The protective housing is composed of cast steel and is capable of absorbing most of the
unwanted photons.
Any photons that escape from the housing except at the port are leakage radiation.
Leakage radiation must not exceed 100mR/hr at 1 meter. The housing also serves to
cushion the x-ray tube from rough handling by operators.
The oil insulates the high voltage components from the tube housing, which is handled by
the radiographer, and absorbs much of the heat that is produced by x-ray production.
Under no circumstances should anyone be in contact with a tube housing during exposure.
Off-focus, or extrafocal radiation is composed of photons that were not produced at the
focal spot and may contribute as much as 25 – 30% of the total primary beam.
Tube rating charts are the most valuable because they provide a guide regarding the
maximum technical factor combinations that can be used without overloading the tube.
Any combination of factors at or under the curve is safe.
Each filament of each tube has a unique radiographic tube-rating chart.
Anode cooling charts permit the calculation of the time necessary for the anode to cool
enough for additional exposures to be made.
A heat unit is calculated as kVp x mA x rectification constant.
To find the length of time for the anode to cool can be calculated by:
 Find the total heat units applied on the vertical scale.

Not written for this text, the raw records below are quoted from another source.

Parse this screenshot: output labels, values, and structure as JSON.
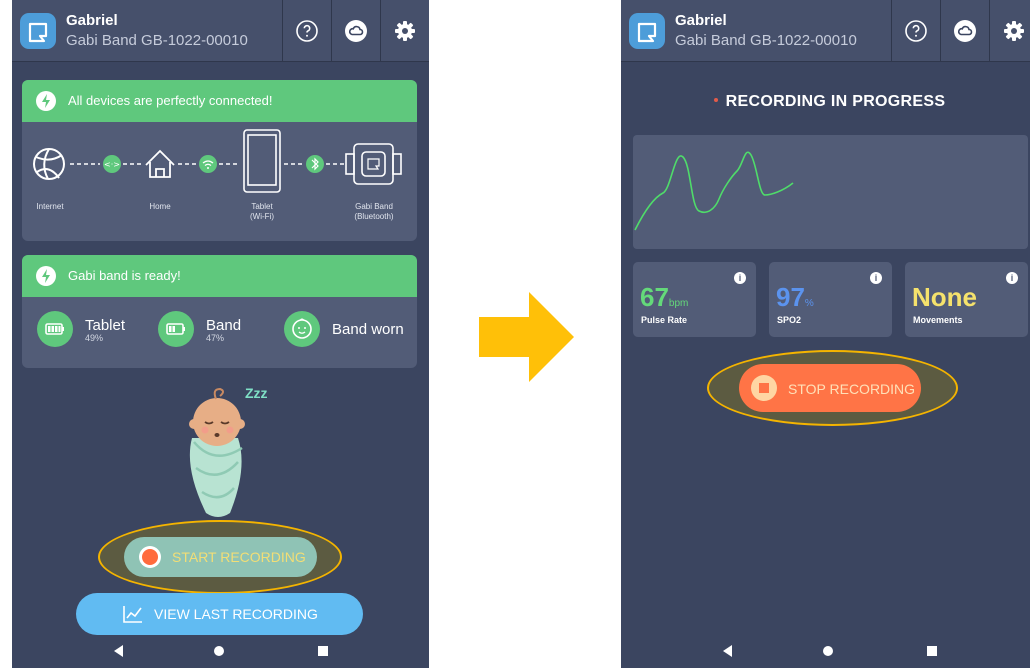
{
  "header": {
    "user_name": "Gabriel",
    "device_name": "Gabi Band GB-1022-00010",
    "help_icon": "help-circle-icon",
    "cloud_icon": "cloud-sync-icon",
    "settings_icon": "gear-icon"
  },
  "setup_screen": {
    "connection_card": {
      "banner": "All devices are perfectly connected!",
      "devices": [
        {
          "label": "Internet",
          "icon": "globe-icon"
        },
        {
          "label": "Home",
          "icon": "house-icon"
        },
        {
          "label": "Tablet\n(Wi-Fi)",
          "icon": "tablet-icon"
        },
        {
          "label": "Gabi Band\n(Bluetooth)",
          "icon": "band-icon"
        }
      ],
      "links": [
        "web-link-icon",
        "wifi-icon",
        "bluetooth-icon"
      ]
    },
    "ready_card": {
      "banner": "Gabi band is ready!",
      "items": [
        {
          "name": "Tablet",
          "sub": "49%",
          "icon": "battery-icon"
        },
        {
          "name": "Band",
          "sub": "47%",
          "icon": "battery-low-icon"
        },
        {
          "name": "Band worn",
          "sub": "",
          "icon": "baby-face-icon"
        }
      ]
    },
    "sleep_text": "Zzz",
    "start_button": "START RECORDING",
    "view_button": "VIEW LAST RECORDING"
  },
  "recording_screen": {
    "title": "RECORDING IN PROGRESS",
    "metrics": [
      {
        "value": "67",
        "unit": "bpm",
        "label": "Pulse Rate",
        "color": "#64d97a"
      },
      {
        "value": "97",
        "unit": "%",
        "label": "SPO2",
        "color": "#5b93ee"
      },
      {
        "value": "None",
        "unit": "",
        "label": "Movements",
        "color": "#f5e26c"
      }
    ],
    "stop_button": "STOP RECORDING"
  },
  "colors": {
    "background": "#3b4560",
    "card": "#525c77",
    "green": "#5fc87d",
    "highlight": "#f4b400",
    "stop": "#ff7446",
    "view": "#61bbf2"
  }
}
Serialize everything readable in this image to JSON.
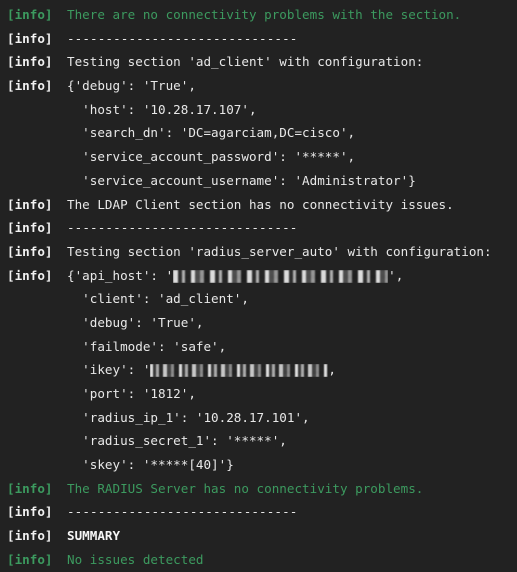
{
  "terminal": {
    "background_color": "#222222",
    "text_color": "#e8e8e8",
    "green_color": "#3c9a5f",
    "lines": [
      {
        "tag": "[info]",
        "tag_style": "green",
        "text": "There are no connectivity problems with the section.",
        "style": "green"
      },
      {
        "tag": "[info]",
        "tag_style": "white",
        "text": "------------------------------",
        "style": "white"
      },
      {
        "tag": "[info]",
        "tag_style": "white",
        "text": "Testing section 'ad_client' with configuration:",
        "style": "white"
      },
      {
        "tag": "[info]",
        "tag_style": "white",
        "text": "{'debug': 'True',",
        "style": "white"
      },
      {
        "tag": "",
        "tag_style": "none",
        "text": "  'host': '10.28.17.107',",
        "style": "white"
      },
      {
        "tag": "",
        "tag_style": "none",
        "text": "  'search_dn': 'DC=agarciam,DC=cisco',",
        "style": "white"
      },
      {
        "tag": "",
        "tag_style": "none",
        "text": "  'service_account_password': '*****',",
        "style": "white"
      },
      {
        "tag": "",
        "tag_style": "none",
        "text": "  'service_account_username': 'Administrator'}",
        "style": "white"
      },
      {
        "tag": "[info]",
        "tag_style": "white",
        "text": "The LDAP Client section has no connectivity issues.",
        "style": "white"
      },
      {
        "tag": "[info]",
        "tag_style": "white",
        "text": "------------------------------",
        "style": "white"
      },
      {
        "tag": "[info]",
        "tag_style": "white",
        "text": "Testing section 'radius_server_auto' with configuration:",
        "style": "white"
      },
      {
        "tag": "[info]",
        "tag_style": "white",
        "text": "{'api_host': '",
        "style": "white",
        "redacted": "api-host",
        "redacted_width": 215,
        "text_after": "',"
      },
      {
        "tag": "",
        "tag_style": "none",
        "text": "  'client': 'ad_client',",
        "style": "white"
      },
      {
        "tag": "",
        "tag_style": "none",
        "text": "  'debug': 'True',",
        "style": "white"
      },
      {
        "tag": "",
        "tag_style": "none",
        "text": "  'failmode': 'safe',",
        "style": "white"
      },
      {
        "tag": "",
        "tag_style": "none",
        "text": "  'ikey': '",
        "style": "white",
        "redacted": "ikey",
        "redacted_width": 178,
        "text_after": ","
      },
      {
        "tag": "",
        "tag_style": "none",
        "text": "  'port': '1812',",
        "style": "white"
      },
      {
        "tag": "",
        "tag_style": "none",
        "text": "  'radius_ip_1': '10.28.17.101',",
        "style": "white"
      },
      {
        "tag": "",
        "tag_style": "none",
        "text": "  'radius_secret_1': '*****',",
        "style": "white"
      },
      {
        "tag": "",
        "tag_style": "none",
        "text": "  'skey': '*****[40]'}",
        "style": "white"
      },
      {
        "tag": "[info]",
        "tag_style": "green",
        "text": "The RADIUS Server has no connectivity problems.",
        "style": "green"
      },
      {
        "tag": "[info]",
        "tag_style": "white",
        "text": "------------------------------",
        "style": "white"
      },
      {
        "tag": "[info]",
        "tag_style": "white",
        "text": "SUMMARY",
        "style": "bold"
      },
      {
        "tag": "[info]",
        "tag_style": "green",
        "text": "No issues detected",
        "style": "green"
      }
    ]
  }
}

 Read from the heat units over to the cooling curve and then down to read the
corresponding time.
 Calculate the time necessary for the anode to cool to any desired level and
subtract the corresponding time of the initial exposure.
The anode will usually reach its limits ling before the housing.
Warming up the anode according to the manufacturers recommendations prevents
thermal shock (cracking of the anode).
Holding the rotor switch unnecessarily should be avoided. The rotor switch increases the
filaments thermionic emission to exposure levels. Thermionic emission removes the
electrons from the filament; deposits vaporized electrons in tube surfaces and decrease
the vacuum.
The rotor causes stress to the rotor bearings, double press switches should be completely
depressed in one motion and dual switched should have the exposure switch depressed
first, followed by the rotor switch.
Lower mA stations should be used when possible because high mA increases filament
thermionic emission.
The lower speed rotor should be used when possible because the high-speed rotor
increases rotor-bearing wear.
Rotating the tube housing rapidly from one position to another should be avoided because
the gyroscopic effect may crack or otherwise damage the rotor.
A wobbling anode disk can cause tube failure.